Laura Poitras makes documentaries about people fighting against great odds. The transparent rightness of their cause is never enough for her protagonists, some of whom eke out hard-fought victories while others are crushed by the antagonist, which is always the US security state. Her efforts have landed her on government watchlists, adding a second layer of prosecution to what the US wants to keep secret. Documenting the documenters can make one’s life difficult and dangerous. In Poitras’ latest, All the Beauty and the Bloodshed, she steps away from government malfeasance and into the bottomless well of corporate crime. Her vessel into this new world is photographer Nan Goldin, a witness to American repression and cultural rebellion who’s been at the center of major 20th century cultural phenomena. Poitras’ arrangement of Goldin’s life and work is a consciousness-broadening experience, a confrontational redefinition of obscenity and transgression. It’s not the you-are-there reportage of Citizenfour, but a historical journey that, for once, culminates in a victory.
Noah Baumbach and Wes Anderson are both icons of American indie cinema, turning their cameras onto professional class East Coast types in the former’s naturalistic style and the latter’s mannered style. Baumbach’s written scripts for the latter on more than one occasion, so it’s not like he can’t create something that meshes with Anderson’s particular aesthetic, whereas the opposite is probably not true. This is one of many things that makes Baumbach’s latest, White Noise, so confounding. Baumbach hasn’t made a film prior to this one that seems to be in direct imitation of his colleague. The characters speak in a heightened and formal cadence, like many of Anderson’s characters, there’s extensive and colorful production design like in Anderson’s sets, and it has a much more epic sweep than Baumbach’s usual character studies. In adapting a Don DeLillo novel, Baumbach’s also adapting a script for the first time instead of creating it from scratch. He’s well out of his wheelhouse and the effect is a mess.

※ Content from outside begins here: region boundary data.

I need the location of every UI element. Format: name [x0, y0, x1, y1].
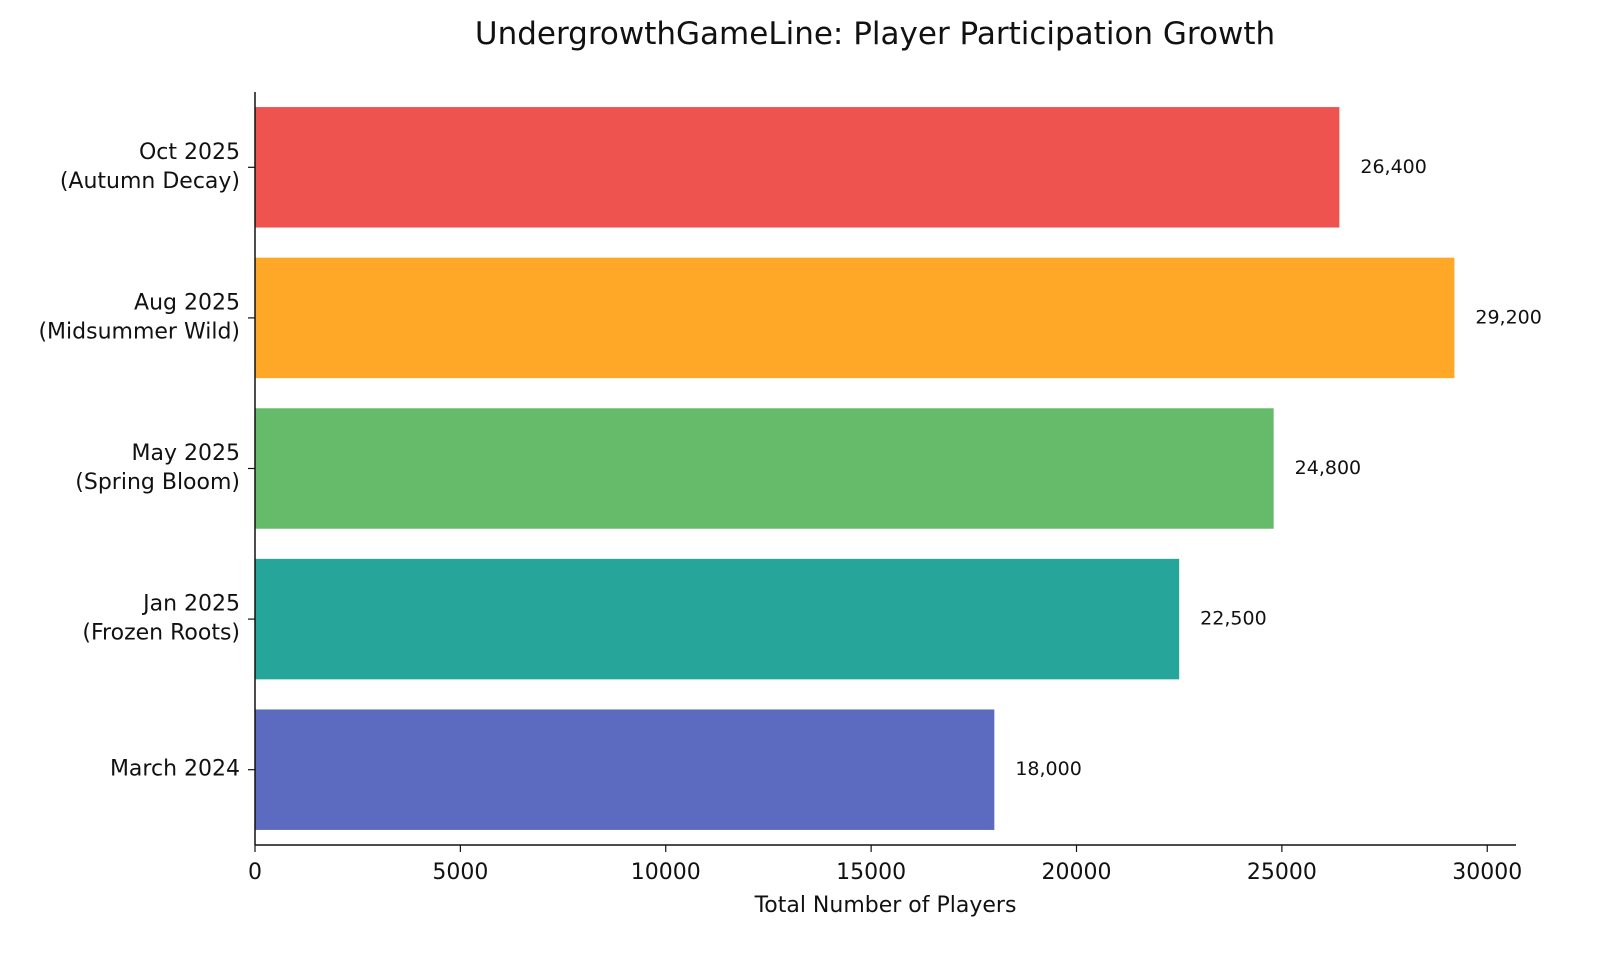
bar-value-label: 22,500 — [1200, 608, 1266, 630]
category-label: March 2024 — [110, 757, 240, 782]
bar — [255, 709, 995, 830]
category-label: Oct 2025 (Autumn Decay) — [60, 140, 240, 194]
bar-value-label: 24,800 — [1295, 457, 1361, 479]
chart-title: UndergrowthGameLine: Player Participatio… — [474, 16, 1276, 52]
bar — [255, 257, 1455, 379]
x-axis-title: Total Number of Players — [754, 893, 1017, 918]
x-tick-label: 25000 — [1247, 860, 1317, 885]
bar-value-label: 18,000 — [1015, 758, 1081, 780]
category-label: Aug 2025 (Midsummer Wild) — [38, 290, 240, 344]
x-tick-label: 15000 — [836, 860, 906, 885]
x-tick-label: 5000 — [432, 860, 488, 885]
axes-layer: 0 5000 10000 15000 20000 25000 30000 Total Numb… — [248, 92, 1522, 918]
x-tick-label: 0 — [248, 860, 262, 885]
x-tick-label: 20000 — [1041, 860, 1111, 885]
bar-value-label: 29,200 — [1475, 306, 1541, 328]
bars-layer — [255, 107, 1455, 830]
x-tick-label: 30000 — [1452, 860, 1522, 885]
category-label: May 2025 (Spring Bloom) — [75, 441, 240, 495]
labels-layer: 26,400 Oct 2025 (Autumn Decay) 29,200 Aug 20… — [38, 140, 1541, 782]
bar — [255, 558, 1180, 680]
bar — [255, 408, 1274, 529]
bar-value-label: 26,400 — [1360, 156, 1426, 178]
x-tick-label: 10000 — [631, 860, 701, 885]
bar — [255, 107, 1340, 228]
category-label: Jan 2025 (Frozen Roots) — [82, 592, 240, 646]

For years in the 2000’s, the women and girls of an isolated Mennonite community in Bolivia were systematically drugged and raped in the night, awakening to extensive injuries and pregnancies that they couldn’t explain. The perpetrators were finally arrested and imprisoned, though the rapes never completely stopped. This horrifying story serves as the basis for Miriam Toews’ novel Women Talking, described as an act of feminist imagination because its events take place in the immediate concocted aftermath of the perpetrator’s discovery. This viewer was surprised that the source material for Sarah Polley’s film of the same name was a novel and not a play, because the events of the screen adaptation are dominated by a stagey barnyard discussion about what the women will do next. This is only one of the vast gulfs between what Women Talking is and what it might have been. Polley and her accomplished cast and crew have put their talents towards a worthy project, but the execution is cold and false and drains the considerable power from this story.